In a recent episode, the family experiences a crisis which Sheldon compares to one billiard ball being hit into another ball and then into other balls thus causing a series of unintended consequences. During the family drama, Sheldon and his twin sister Missy sneak out of their bedroom to hide in a shed in the woods. When their mother looks for the twins after receiving a phone call that their father is in the hospital with a heart attack, she panics when she discovers that they are missing. Eventually the older brother finds them and gives the twins the bad news about their dad.

The good news is that Sheldon’s father recovers from his heart attack and returns home. Sheldon is glad that his father is home but concerned that he and Missy were never punished for sneaking out that night. Sheldon tells his father that he is troubled about not being punished. His father tells Sheldon not to worry about it. Sheldon is seriously troubled by this lack of consequences for his misbehavior. Sheldon who struggles with the whole concept of God has the conjecture that in the absence of a religious moral obligation that it is rewards and consequences for our actions that hold society together. In Sheldon’s personal universe, if Sheldon is not punished the whole of society could collapse.

We like to think that we can control and predict what will happen. The pandemic pundits have delivered all sorts of predictions. These models and predictions are important to help governments make plans, but they often prove incorrect. As Michael Osterholm who is an expert in data and epidemiology puts it, “We’re riding this tiger, we’re not driving it.” (Gustavus Adolphus College, Nobel Conference 57- Lecture by Michael Osterholm, PhD. I graduated from Gustavus and participated in the conference last week online.) In other words, as much as human beings like to think that we can control this pandemic, we cannot.

The good news is that it is not up to us to hold the universe together. God has laid the foundations of the universe and keeps things running. We will have good times and bad. There will be thieves, war, pandemics, and natural disasters. Good and bad people will be caught up calamities, but God is still there.

God runs the universe in ways that are beyond our understanding. Job’s friends had all sorts of theological concepts that placed humans in control of their destiny. In Job’s case, he did not bring the disaster upon himself. God shows up not to vindicate Job, but to show just how awesome and completely beyond comprehension God is.

God’s son Jesus tried to explain about God’s plan for salvation in his suffering on the cross. Jesus tells for the disciples for the third time that he will suffer and die on the cross, but once again the disciples fail to understand. James and John think that Jesus will be driving the tiger of glory into Jerusalem and ask to sit at Jesus’ right and left hand. Instead of glory the disciples will be riding the tiger of Jesus’ betrayal and suffering on the cross which will ultimately lead to salvation and new life for humanity. As followers of Christ our role is to be servants of God rather than riders of earthly glory.
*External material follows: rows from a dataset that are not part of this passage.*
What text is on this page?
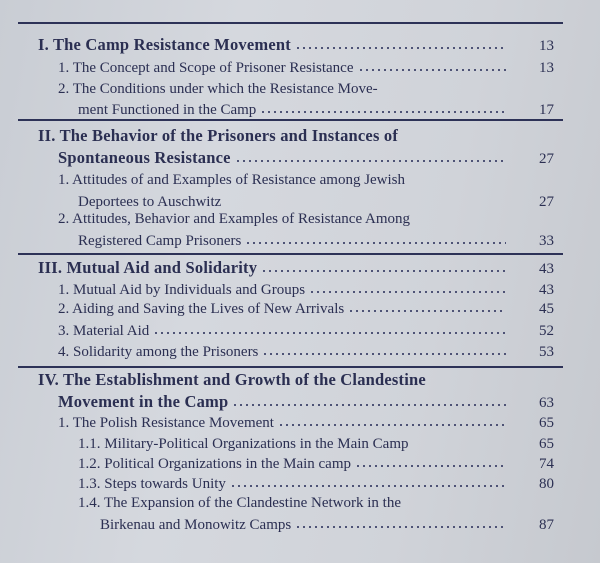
I. The Camp Resistance Movement	13
1. The Concept and Scope of Prisoner Resistance	13
2. The Conditions under which the Resistance Move-
ment Functioned in the Camp	17
II. The Behavior of the Prisoners and Instances of
Spontaneous Resistance	27
1. Attitudes of and Examples of Resistance among Jewish
Deportees to Auschwitz	27
2. Attitudes, Behavior and Examples of Resistance Among
Registered Camp Prisoners	33
III. Mutual Aid and Solidarity	43
1. Mutual Aid by Individuals and Groups	43
2. Aiding and Saving the Lives of New Arrivals	45
3. Material Aid	52
4. Solidarity among the Prisoners	53
IV. The Establishment and Growth of the Clandestine
Movement in the Camp	63
1. The Polish Resistance Movement	65
1.1. Military-Political Organizations in the Main Camp	65
1.2. Political Organizations in the Main camp	74
1.3. Steps towards Unity	80
1.4. The Expansion of the Clandestine Network in the
Birkenau and Monowitz Camps	87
God is there in our pain and our joy. God is there in the cross, the tomb and the resurrection. God is so amazing that we cannot comprehend all that God does in this world. So maybe we need to learn like Sheldon that sometimes people have bad things happen to them when they shouldn’t and to accept the grace of not being punished when we should. Let us just be awed by our God.

Prayer

God of the present and of ages past, be with us today as we rejoice and struggle with all that is happening in the universe. May we feel your presence in good times and bad. Amen.

 

Prayer list:

All who have been on our list in the past and Bev, Elizabeth, Beverly and Cheryl, Ty and Kaye’s family and Jean.